The ferry (and only entry point) from Aswan in Egypt to Wadi Halfa in Sudan across Lake Nasser has a reputation that stands before it. This is the second draft of this blog as the first one for those not interested in bureaucratic processes was really not all that interesting! It is basically a border crossing that takes five days in real time and a five year supply of patience! The process to leave Egypt includes obtaining various pieces of paper that prove you had not committed any driving offences whilst in Egypt – without a computer system it can only be through mental telepathy that this process has any truth to it, we are sure it is fool proof.
The ferry itself is rather old and not exactly what you would call seaworthy, the amount of luggage or produce that the locals each carry means that space is extremely limited and the ‘airline seats’ that we had paid clearly never existed! On getting the bike on a sad looking barge, we boarded the boat and once dark find a nice spot on the roof of the captains’ cabin and with our mats and sleeping bags had a pretty good night sleep under some amazing stars. Before departing the ferry (which is in itself a 4 hour process) we had to have our temperature taken by some grotty thermometer before being told we had ‘a healthy ear’ get passports stamped and get a piece of paper that permits you to travel. After clearing customs (which included getting a sticker on your bag and then a tick on the sticker without anyone actually looking in the bag) we got into a taxi of sorts and headed into Wadi Halfa where the fight for the least flea ridden bed began – grateful for bringing out tent we slept outside.
The next morning we must ‘register’ as tourists in Sudan, I am aware that this is getting a bit long so will try to shorten this: Give copies of important documents to the first man, get them stapled and receive the instructions – computer, captain, cashier, me… We find the only man with a computer and get another stamp, then to the captain for thumb prints and some more stamping, then to the cashier, then back to the first man who puts everything in a nice blue folder and a sticker in your passport, then back to the captain who stamps a bit more and then back to the first man who takes the blue folder back and returns the passport. Sounds simple but this is about a 3 hour process!
Thanks to a fellow traveller who had a tracking device in this car on the barge (which comes slower than the ferry as it cannot travel at night, no lights apparently) we receive notice that it is about to arrive. Tille headed back down to the port for another few hours of stamping, chassis number checking and general confusion before arriving happily back into town with an undamaged bike. One last meeting to get the carnet back and we were done, it is now Wednesday evening!!!
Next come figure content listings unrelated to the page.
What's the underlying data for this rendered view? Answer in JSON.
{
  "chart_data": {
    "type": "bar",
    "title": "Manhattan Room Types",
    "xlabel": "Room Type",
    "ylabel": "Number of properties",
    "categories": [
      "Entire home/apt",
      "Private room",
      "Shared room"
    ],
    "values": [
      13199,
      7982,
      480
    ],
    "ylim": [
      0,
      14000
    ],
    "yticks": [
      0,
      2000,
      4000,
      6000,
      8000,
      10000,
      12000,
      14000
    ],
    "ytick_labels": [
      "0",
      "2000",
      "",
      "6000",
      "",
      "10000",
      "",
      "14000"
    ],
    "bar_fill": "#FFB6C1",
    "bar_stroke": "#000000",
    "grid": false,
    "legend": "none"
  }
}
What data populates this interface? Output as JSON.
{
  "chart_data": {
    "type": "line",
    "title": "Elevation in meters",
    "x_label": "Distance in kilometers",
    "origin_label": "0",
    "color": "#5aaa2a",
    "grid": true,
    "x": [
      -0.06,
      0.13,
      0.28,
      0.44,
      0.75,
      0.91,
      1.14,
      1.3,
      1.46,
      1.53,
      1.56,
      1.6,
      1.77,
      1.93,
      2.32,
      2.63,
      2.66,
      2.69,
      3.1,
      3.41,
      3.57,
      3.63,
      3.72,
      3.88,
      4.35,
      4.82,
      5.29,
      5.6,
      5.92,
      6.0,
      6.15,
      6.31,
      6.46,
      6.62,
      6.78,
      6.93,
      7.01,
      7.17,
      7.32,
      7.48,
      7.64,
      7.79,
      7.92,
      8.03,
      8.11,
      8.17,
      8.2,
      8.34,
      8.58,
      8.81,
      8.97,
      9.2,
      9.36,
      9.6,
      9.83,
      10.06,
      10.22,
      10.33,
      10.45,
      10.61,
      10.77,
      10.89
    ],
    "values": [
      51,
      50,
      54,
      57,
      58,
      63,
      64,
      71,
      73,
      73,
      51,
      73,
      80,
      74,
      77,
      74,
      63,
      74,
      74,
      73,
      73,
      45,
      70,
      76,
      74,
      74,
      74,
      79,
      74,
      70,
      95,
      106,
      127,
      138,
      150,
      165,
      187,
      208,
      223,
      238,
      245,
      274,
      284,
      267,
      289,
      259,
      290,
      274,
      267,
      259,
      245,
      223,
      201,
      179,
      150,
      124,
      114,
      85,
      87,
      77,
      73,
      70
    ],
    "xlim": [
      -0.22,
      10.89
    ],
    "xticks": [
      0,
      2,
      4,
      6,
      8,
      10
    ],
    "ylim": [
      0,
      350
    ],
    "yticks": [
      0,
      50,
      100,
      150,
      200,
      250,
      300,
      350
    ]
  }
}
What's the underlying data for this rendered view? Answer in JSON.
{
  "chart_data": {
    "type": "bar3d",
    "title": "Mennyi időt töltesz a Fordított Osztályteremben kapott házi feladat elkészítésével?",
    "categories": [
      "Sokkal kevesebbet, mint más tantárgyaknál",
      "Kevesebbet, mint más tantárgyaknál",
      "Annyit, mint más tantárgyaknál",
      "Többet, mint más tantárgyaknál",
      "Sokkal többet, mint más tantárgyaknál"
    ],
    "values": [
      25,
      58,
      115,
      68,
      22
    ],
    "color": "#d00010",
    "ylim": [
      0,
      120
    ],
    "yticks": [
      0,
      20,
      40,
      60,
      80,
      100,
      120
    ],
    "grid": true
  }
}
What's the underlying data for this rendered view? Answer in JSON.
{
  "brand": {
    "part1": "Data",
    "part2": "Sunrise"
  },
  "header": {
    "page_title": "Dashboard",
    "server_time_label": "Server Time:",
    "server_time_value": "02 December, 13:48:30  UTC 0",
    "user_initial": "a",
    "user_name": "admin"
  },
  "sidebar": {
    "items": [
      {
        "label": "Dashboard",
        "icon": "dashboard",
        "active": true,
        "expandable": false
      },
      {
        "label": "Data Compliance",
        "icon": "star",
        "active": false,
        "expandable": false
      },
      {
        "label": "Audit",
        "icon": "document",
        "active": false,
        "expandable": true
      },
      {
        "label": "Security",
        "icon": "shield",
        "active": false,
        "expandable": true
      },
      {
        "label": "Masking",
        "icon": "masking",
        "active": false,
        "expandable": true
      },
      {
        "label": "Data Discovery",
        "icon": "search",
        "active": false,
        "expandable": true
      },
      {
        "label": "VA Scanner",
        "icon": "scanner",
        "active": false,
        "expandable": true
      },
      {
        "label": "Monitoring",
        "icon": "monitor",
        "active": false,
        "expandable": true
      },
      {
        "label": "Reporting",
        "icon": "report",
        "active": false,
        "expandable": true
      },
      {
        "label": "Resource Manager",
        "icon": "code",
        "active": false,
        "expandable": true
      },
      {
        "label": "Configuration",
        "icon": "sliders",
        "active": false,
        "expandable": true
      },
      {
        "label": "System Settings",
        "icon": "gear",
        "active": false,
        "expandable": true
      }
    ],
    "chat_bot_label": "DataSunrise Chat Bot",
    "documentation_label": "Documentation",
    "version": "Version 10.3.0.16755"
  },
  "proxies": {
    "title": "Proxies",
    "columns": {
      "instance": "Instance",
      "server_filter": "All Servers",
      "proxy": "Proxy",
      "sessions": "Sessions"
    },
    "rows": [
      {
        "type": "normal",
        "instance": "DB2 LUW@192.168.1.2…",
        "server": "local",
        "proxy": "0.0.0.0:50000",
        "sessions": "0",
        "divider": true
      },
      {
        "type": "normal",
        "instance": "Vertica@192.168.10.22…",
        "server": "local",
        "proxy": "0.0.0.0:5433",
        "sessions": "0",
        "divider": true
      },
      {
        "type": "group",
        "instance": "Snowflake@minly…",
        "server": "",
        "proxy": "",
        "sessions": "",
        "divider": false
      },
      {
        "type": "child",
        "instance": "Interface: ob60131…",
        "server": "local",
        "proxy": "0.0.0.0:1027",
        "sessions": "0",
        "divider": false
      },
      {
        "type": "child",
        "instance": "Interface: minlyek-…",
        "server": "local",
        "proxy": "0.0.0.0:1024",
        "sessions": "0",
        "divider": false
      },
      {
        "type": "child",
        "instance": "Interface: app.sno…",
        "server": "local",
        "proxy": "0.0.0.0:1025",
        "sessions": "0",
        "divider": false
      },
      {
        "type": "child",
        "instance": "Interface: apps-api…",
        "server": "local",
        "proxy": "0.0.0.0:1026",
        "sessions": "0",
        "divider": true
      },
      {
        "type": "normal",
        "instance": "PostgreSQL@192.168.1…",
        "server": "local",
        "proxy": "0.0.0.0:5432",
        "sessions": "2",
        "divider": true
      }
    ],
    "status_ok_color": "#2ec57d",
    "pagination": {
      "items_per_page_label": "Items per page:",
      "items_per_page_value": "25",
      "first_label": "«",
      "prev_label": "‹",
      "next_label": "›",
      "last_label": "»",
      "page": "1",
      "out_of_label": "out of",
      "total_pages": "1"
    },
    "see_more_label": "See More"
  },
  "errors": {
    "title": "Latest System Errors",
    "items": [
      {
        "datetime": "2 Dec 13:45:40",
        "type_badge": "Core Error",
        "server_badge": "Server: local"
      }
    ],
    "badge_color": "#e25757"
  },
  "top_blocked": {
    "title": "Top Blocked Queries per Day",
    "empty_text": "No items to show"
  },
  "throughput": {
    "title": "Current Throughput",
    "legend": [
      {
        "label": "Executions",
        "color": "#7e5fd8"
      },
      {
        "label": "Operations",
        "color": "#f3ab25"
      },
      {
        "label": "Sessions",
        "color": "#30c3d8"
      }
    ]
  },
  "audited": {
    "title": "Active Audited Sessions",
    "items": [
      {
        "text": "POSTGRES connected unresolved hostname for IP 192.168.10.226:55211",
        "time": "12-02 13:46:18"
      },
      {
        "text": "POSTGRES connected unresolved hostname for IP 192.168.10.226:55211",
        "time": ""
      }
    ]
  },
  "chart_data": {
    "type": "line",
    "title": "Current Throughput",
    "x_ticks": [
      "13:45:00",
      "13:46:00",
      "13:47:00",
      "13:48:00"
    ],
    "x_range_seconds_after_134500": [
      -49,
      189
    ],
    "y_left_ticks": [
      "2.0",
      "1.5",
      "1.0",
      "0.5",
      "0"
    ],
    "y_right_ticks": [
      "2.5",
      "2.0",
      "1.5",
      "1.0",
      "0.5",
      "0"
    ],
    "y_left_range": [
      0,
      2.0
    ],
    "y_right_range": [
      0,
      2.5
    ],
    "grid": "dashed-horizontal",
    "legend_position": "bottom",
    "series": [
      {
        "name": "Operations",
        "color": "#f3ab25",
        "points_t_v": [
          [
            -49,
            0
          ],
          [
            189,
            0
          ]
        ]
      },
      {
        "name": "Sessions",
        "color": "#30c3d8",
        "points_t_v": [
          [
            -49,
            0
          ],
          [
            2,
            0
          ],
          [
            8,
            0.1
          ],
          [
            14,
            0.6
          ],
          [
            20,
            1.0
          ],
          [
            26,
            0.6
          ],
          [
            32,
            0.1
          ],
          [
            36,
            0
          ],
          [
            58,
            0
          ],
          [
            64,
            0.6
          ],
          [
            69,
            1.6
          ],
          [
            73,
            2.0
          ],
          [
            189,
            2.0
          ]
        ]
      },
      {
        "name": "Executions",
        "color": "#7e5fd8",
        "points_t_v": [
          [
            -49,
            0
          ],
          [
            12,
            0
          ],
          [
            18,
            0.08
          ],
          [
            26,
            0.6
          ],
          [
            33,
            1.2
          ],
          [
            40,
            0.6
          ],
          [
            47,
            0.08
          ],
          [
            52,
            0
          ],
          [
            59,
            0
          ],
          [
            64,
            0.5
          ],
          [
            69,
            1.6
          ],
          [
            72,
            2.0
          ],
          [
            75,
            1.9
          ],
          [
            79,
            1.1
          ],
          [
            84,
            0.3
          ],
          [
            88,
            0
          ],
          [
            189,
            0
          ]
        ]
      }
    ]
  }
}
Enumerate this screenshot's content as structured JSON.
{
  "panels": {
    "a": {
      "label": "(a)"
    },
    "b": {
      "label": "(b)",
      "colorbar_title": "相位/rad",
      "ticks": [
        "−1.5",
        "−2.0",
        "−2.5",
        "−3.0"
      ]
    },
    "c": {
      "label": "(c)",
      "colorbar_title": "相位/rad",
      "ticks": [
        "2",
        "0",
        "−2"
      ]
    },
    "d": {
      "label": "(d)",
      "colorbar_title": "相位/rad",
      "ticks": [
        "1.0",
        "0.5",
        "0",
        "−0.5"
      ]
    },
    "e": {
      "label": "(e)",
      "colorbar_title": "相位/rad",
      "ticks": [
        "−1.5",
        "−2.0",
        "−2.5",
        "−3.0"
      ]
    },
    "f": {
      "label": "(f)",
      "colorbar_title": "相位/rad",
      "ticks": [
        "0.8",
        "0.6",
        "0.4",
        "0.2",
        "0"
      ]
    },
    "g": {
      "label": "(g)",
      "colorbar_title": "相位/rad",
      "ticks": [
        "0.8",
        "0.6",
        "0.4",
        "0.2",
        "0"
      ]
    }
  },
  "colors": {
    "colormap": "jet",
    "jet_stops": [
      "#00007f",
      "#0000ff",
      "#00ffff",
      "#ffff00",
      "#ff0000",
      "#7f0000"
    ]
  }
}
Now once in Sudan – the great stuff really begins. We drove through the Nubian Mountains and Desert from Wadi Halfa to Dongola, then on to Karima, Atbara and south to Khartoum. This route took us through some of the most amazing desert we have seen and after about 6 weeks of riding through countries that are mainly desert this is really saying something! The roads thanks to the Chinese are the newest and best bitumen we have had since Europe, creating an easy way through the desert and crossing with the green banks of the Nile that are dotted with mud hut villages and local people. The Nubian people are so warm and friendly and can appear from nowhere with the offer of tea. We camped next to 7000 year old pyramids in Karima and again outside of Atbara. They are just sitting there, nestled in lovely red dunes and with a full moon were an incredible sight to see.
We will now head towards the border and cross into Ethiopia some time near Christmas. After hearing so many negative stories about the political and safety situation in Sudan we have had nothing but purely positive experiences.
We would like to wish everyone a very, merry Christmas!!!
5 comments:
I just spent the hour of my working year reading and looking at your photos. Very inspirational! Merry Christmas Love Katherine and Michael Clark
hallo ihr lieben
das ist ja wie ein bericht im weltspiegel, allerdings mit dem unterschied, das ihr die verfasser seid, einfach unglaublich
lg helene
Hallo Ainslie und Tilmann!
Ich bin ein Arbeitskollege von Helene und nehme natürlich auch sehr interessiert an Eurer Abenteuerreise,via Internet,teil! Eure Reiseberichte sind sehr spannend und auch humorvoll! Die Bilder sind grandios! Weiter so und noch jede Menge Spaß!
Ich wünsche Euch beiden ein Frohes Weihnachtsfest(Merry Christmas), wo immer Ihr jetzt auch seid.
Viele Grüße
Rainer Brunner
Dear Ains,
Merry merry Christmas to you and Tille! I am sure you two are enjoying the period in such an unusual and exciting context! I'll keep reading of your adventures here!
Love,
Eleonora.
Hi Ainslie and Tille
Well Christmas and the New Year are over but wishing you a contuinued safe and awesome trip.